PRESENTATION: Reconsidering Project Gutenberg’s Significance as an Early Digitization Project

Michael Hart’s Project Gutenberg is often regarded as the first ebook publisher with Hart typing up the Declaration of Independence on a Xerox Sigma V at the University of Illinois at Urbana-Champaign (UIUC) in 1971. This mythology has perpetuated despite contradictory evidence: Hart did not coin the name ‘Project Gutenberg’ until the late 1980s, an early version of Milton’s Paradise Lost was an updated copy of a 1965 digitization by Joseph Raben at CUNY; and the Project’s first full book, the King James Bible, was not released until 1989.

In this paper, I challenge hagiographic accounts of Michael Hart’s early work within the broader context of early collaborative digitization work and innovations with the computer facilities at UIUC in the early 1970s. Computers and the Humanities, a prominent early digital humanities journal notes a range of digitization projects during the 1960s, and the Oxford Text Archive, a digital publication interchange network, formed in 1976. These early projects were more active than Hart, who only began work in earnest in the 1990s with the benefit of Usenet, FTP, and Gopher. Furthermore, Hart acknowledged but never used UIUC’s PLATO (Programmed Logic for Automatic Teaching Operations), an early computer network with a larger audience than ARPANET in the early 1970s, to disseminate texts. Through re-appraising Hart’s work within its historical and geographical context, the paper challenges the concept of a lone genius inventor of ebooks to propose a more inclusive history of digital publishing.

PUBLICATION: The limits of Big Data for analyzing reading

Rowberry, Simon (2019), ‘The limits of big data for analyzing reading. Participations. 16.1: 237-257. This was part of a special issue on Readers, Reading and Digital Media edited by DeNel Rehberg Sedo and Danielle Fuller.

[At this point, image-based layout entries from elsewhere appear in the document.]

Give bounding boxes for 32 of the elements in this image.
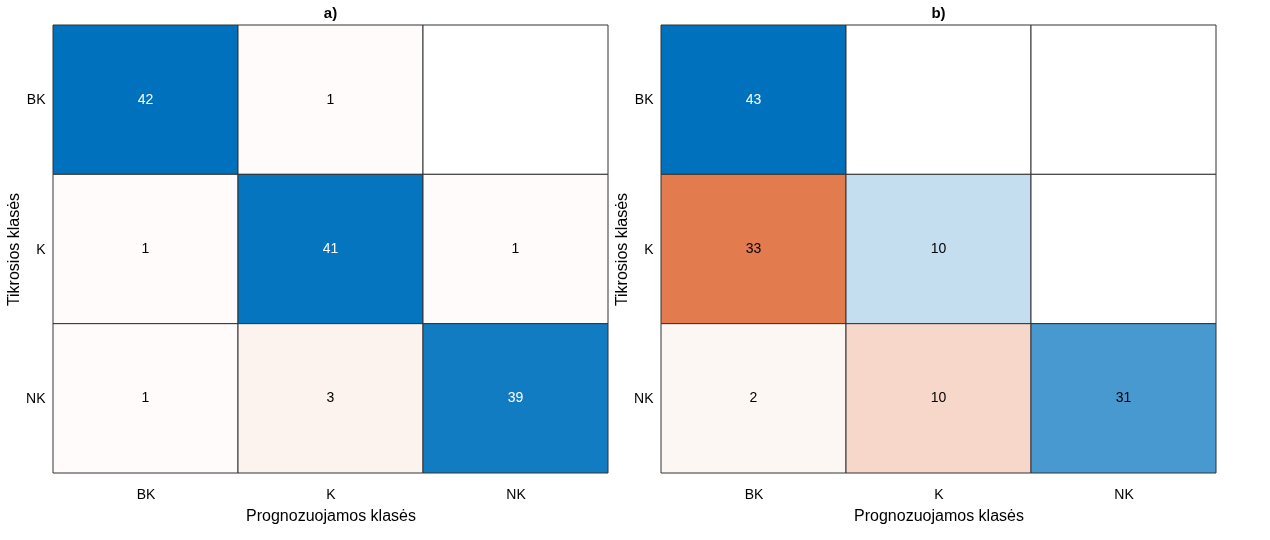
data-label: 1 <box>141 389 150 406</box>
data-label: 1 <box>511 240 520 256</box>
y-tick-label: NK <box>634 389 655 406</box>
data-label: 1 <box>326 90 335 107</box>
y-tick-label: K <box>644 240 655 257</box>
x-axis-title: Prognozuojamos klasės <box>246 506 416 524</box>
chart-title: b) <box>931 3 946 21</box>
x-tick-label: K <box>934 485 945 502</box>
data-label: 10 <box>930 240 947 256</box>
data-label: 33 <box>745 240 762 256</box>
data-label: 43 <box>745 90 762 107</box>
y-axis-title: Tikrosios klasės <box>5 192 23 307</box>
y-tick-label: NK <box>26 389 47 406</box>
x-tick-label: NK <box>506 485 527 502</box>
x-tick-label: NK <box>1114 485 1135 502</box>
y-tick-label: BK <box>26 91 47 108</box>
data-label: 31 <box>1115 389 1132 406</box>
data-label: 2 <box>749 389 758 406</box>
y-tick-label: K <box>36 240 47 257</box>
x-tick-label: K <box>326 485 337 502</box>
chart-title: a) <box>323 3 338 21</box>
x-tick-label: BK <box>136 485 156 502</box>
data-label: 1 <box>141 240 150 256</box>
y-axis-title: Tikrosios klasės <box>613 192 631 307</box>
x-axis-title: Prognozuojamos klasės <box>854 506 1024 524</box>
data-label: 42 <box>137 90 154 107</box>
data-label: 3 <box>326 389 335 406</box>
data-label: 41 <box>322 240 339 256</box>
x-tick-label: BK <box>744 485 764 502</box>
data-label: 39 <box>507 389 524 406</box>
data-label: 10 <box>930 389 947 406</box>
y-tick-label: BK <box>634 91 655 108</box>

Abstract: Companies including Jellybooks and Amazon have introduced analytics to collect, analyze and monetize the user’s reading experience. Ebook apps and hardware collect implicit data about reading including progress and speed as well as encouraging readers to share more data through social networks. These practices generate large data sets with millions, if not billions of data points. For example, a copy of the King James Bible on the Kindle features over two million shared highlights. The allure of big data suggests that these metrics can be used at scale to gain a better understanding of how readers interact with books. While data collection practices continue to evolve, it is unclear how the metrics relate to the act of
reading. For example, Kindle software tracks which words a reader looks up, but cannot distinguish between accidental look-ups, or otherwise link the act to the reader’s comprehension. In this article, I analyze patent filings and ebook software source code to assess the disconnect between data collection practices and the act of reading. The metrics capture data associated with software use rather than reading and therefore offer a poor
approximation of the reading experience and must be corroborated by further data.